Viewers can have the objects placed on their heads for a special blessing. In Berkeley, they were arranged in small lotus jars around a Buddha statue amid incense and candles on a table covered in saffron-colored cloth and skirted by a net of tiny white lights.

"I think this would be unparalleled," Professor John Strong, chair of the religion and philosophy department at Bates College in Maine, said of the exhibition's scope and access. Strong, one of America's foremost experts on Buddhist relics, recounts his difficulties in viewing relics in Asia in the 2004 book, "Embodying the Dharma: Buddhist Relic Veneration in Asia."

"These are what are left behind from the cremation of various masters and teachers," Bowman said.
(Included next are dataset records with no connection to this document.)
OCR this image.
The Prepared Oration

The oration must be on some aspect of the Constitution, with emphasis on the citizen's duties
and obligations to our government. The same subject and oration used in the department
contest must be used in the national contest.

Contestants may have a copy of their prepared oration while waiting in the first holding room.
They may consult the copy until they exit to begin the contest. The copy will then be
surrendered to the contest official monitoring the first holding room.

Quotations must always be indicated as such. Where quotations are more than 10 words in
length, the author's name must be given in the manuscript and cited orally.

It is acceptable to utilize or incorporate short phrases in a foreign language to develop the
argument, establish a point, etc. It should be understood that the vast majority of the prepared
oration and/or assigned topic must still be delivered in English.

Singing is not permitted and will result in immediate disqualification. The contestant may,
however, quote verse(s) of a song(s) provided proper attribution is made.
Added Ewart, "They look like pearls or crystals."

A Buddhist master is "able to control the materials in their bodies and produce these objects because he's practiced compassion and wisdom and the teachings and meditated intensively," Ewart said.

Strong said he has no doubt that such objects are found in the slow-burning funeral pyres of Buddhist monks, though he said he could not offer a scientific view of what might be left behind if ordinary people were similarly cremated.

Do viewers think they are real?

"Yes, I do," said Virginia Forbes, a retired social worker from Alameda who attended the opening Friday. "I do believe that. I think there's always going to be a skeptical point of view. I prefer to take a leap of faith, so to speak."

Ewart said, "We're pretty confident that these are the real thing."

Robert Sharf, chair of Buddhist studies at UC Berkeley, said Buddhist relics have become "a very serious subject of study," with several recent books, conferences and a four-year workshop devoted to it."

"Very few scholars if any are interested in trying to figure out where the early relics originally came from. That would be silly, as it is next to impossible to figure out."

He noted that parallels are often drawn to the many Christian relics around the world.

Those who encounter the relics -- whether Buddhist, Christian or other -- benefit in many ways, Ewart said. "People have sent us stories about healing experiences, auspicious dreams, feeling peace and joy, increased faith in their spiritual practice."

Forbes said she didn't have a mystical experience when she earlier saw the relics two years ago, but she did have "a feeling of peace."

The tour, organized by a Santa Cruz-based Tibetan monk, Lama Zopa Rimpoche, began in 2001 and was intended to end with the relics being enshrined in the heart portion of a huge, 500-foot-tall statue of Maitreya Buddha devoted to "loving kindness" in Kushinagar, India, where Buddha discarded the last of his earthly coils.

Maitreya is the name of the expected next Buddha, and the tour and yet-to-be funded, $200-million statue are part of the Maitreya Project (www.maitreyaproject.org).

However, the relics have proved so popular that Lama Zopa Rimpoche is considering keeping some on tour even after the statue is built, Ewart said. Also, they have been split into two groups so that more people can see them around the world, she said.

The Maitreya Project Relic Tour continues at the Berkeley Shambhala Center, 2288 Fulton St., today and Sunday, from 10 a.m. to 5 p.m. It will appear in San Francisco at Tse Chen Ling Buddhist Center, 349 Webster Street, Feb. 17, 18 and 19, 10 a.m. to 5 p.m. And it will return to Berkeley at the International House, 2299 Piedmont Ave, March 4 and 5, 10 a.m. to 5 p.m.